Ce dernier environnement possède beaucoup d'avantages, dont la modularité, la fiabilité et la rapidité ne sont pas des moindres. On admettra cependant aussi que la programmation LISP, qui a fait ses preuves par ailleurs, n'est pas le pire terrain pour faire prendre racine à des processus musicaux...

Références

[Bidlack 1992] Bidlack, Rick, "Chaotic Systems as Simple (but Complex) Compositional Algorithms", Computer Music Journal, 16(3):33-47.

[Bobrow et al. 1990] Bobrow, Daniel G., Demichiel, Linda G., Gabriel, Richard P., Keene, Sonya E., Kiczales, Gregor, et Moon, David A., "Common LISP Object System" in [Steele 1990 : 770 sq.].

[Cointe et Rodet 1984] Cointe, Pierre, et Rodet, Xavier, "FORMES: An Object and Time Oriented System for Music Composition and Synthesis", Conference Record of the 1984 ACM Symposium on LISP and Functional Programming, Austin.

[Letz et al. 1992] Letz, S., Merlier, B., et Orlarey, Y., CLCE, version 4b, Lyon, GRAME.

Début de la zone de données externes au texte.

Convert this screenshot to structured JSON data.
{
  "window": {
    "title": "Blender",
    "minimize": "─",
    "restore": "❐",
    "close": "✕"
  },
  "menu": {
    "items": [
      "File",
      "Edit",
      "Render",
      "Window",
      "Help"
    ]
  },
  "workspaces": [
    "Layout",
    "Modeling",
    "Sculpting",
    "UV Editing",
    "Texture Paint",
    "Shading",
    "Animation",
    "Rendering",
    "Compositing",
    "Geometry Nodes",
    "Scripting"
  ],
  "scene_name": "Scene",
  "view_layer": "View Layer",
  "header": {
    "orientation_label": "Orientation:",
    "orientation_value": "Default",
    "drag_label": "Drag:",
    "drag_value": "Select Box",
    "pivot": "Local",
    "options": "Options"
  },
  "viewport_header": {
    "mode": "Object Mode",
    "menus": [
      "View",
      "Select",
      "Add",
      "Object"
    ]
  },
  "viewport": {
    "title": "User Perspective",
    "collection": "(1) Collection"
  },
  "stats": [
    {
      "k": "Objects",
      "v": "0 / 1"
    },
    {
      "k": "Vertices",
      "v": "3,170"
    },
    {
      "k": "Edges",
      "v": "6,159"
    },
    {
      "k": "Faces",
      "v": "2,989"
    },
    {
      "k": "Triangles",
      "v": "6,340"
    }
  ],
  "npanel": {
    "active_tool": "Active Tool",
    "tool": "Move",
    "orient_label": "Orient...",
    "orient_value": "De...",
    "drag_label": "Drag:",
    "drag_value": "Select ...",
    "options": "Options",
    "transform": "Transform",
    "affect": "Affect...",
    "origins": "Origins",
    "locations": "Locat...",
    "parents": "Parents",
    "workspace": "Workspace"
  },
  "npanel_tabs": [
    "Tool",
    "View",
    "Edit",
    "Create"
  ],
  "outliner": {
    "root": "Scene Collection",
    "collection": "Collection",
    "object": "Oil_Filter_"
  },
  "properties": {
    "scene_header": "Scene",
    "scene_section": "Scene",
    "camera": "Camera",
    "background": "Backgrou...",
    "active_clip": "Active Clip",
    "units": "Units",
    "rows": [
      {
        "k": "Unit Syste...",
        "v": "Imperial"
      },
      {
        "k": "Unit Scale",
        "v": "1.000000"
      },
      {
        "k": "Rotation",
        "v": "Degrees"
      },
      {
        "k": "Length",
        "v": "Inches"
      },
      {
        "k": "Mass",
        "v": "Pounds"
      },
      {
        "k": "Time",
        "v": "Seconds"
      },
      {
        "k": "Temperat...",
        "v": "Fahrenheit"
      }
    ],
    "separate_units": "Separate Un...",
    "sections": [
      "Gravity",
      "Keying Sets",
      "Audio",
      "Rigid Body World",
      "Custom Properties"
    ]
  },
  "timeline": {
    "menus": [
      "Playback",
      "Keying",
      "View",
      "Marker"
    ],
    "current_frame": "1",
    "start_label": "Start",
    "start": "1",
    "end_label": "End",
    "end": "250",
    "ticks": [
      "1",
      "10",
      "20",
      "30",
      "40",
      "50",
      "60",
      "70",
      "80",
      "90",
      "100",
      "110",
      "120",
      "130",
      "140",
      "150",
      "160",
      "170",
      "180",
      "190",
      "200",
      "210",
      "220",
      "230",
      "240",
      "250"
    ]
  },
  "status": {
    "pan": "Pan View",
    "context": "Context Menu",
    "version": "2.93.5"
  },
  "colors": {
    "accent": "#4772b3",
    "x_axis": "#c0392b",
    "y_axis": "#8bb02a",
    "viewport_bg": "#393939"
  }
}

[Lorrain 1980] Une panoplie de canons stochastiques, Paris, Centre Georges Pompidou (Rapport IRCAM 30/80). Aussi disponible : "A Panoply of Stochastic 'Cannons'", Computer Music Journal, 4(1):53-81, et in Curtis Roads, éd., The Music Machine: Selected Readings from Computer Music Journal, Cambridge, MIT Press : 351-379.

[MAX 1995] MAX Reference, Palo Alto, Opcode Systems.

[MCL2.0 1992] Macintosh Common LISP, Apple Computer.

[MCL3.0 1995] Macintosh Common LISP, Apple Computer.

[MidiShare 1994] MidiShare Developer Documentation, version 1.68, Lyon, GRAME.

[Puckette 1986] Puckette, Miller, développements originaux de MAX à l'IRCAM, Paris, entre 1986 et 1989.

[Steele 1990] Steele, Guy L. Jr., Common LISP: The Language, Digital Press.

[Vercoe 1993] Vercoe, Barry, CSOUND: A Manual for the Audio Processing Programs with Tutorials, Cambridge, MIT, Media Lab.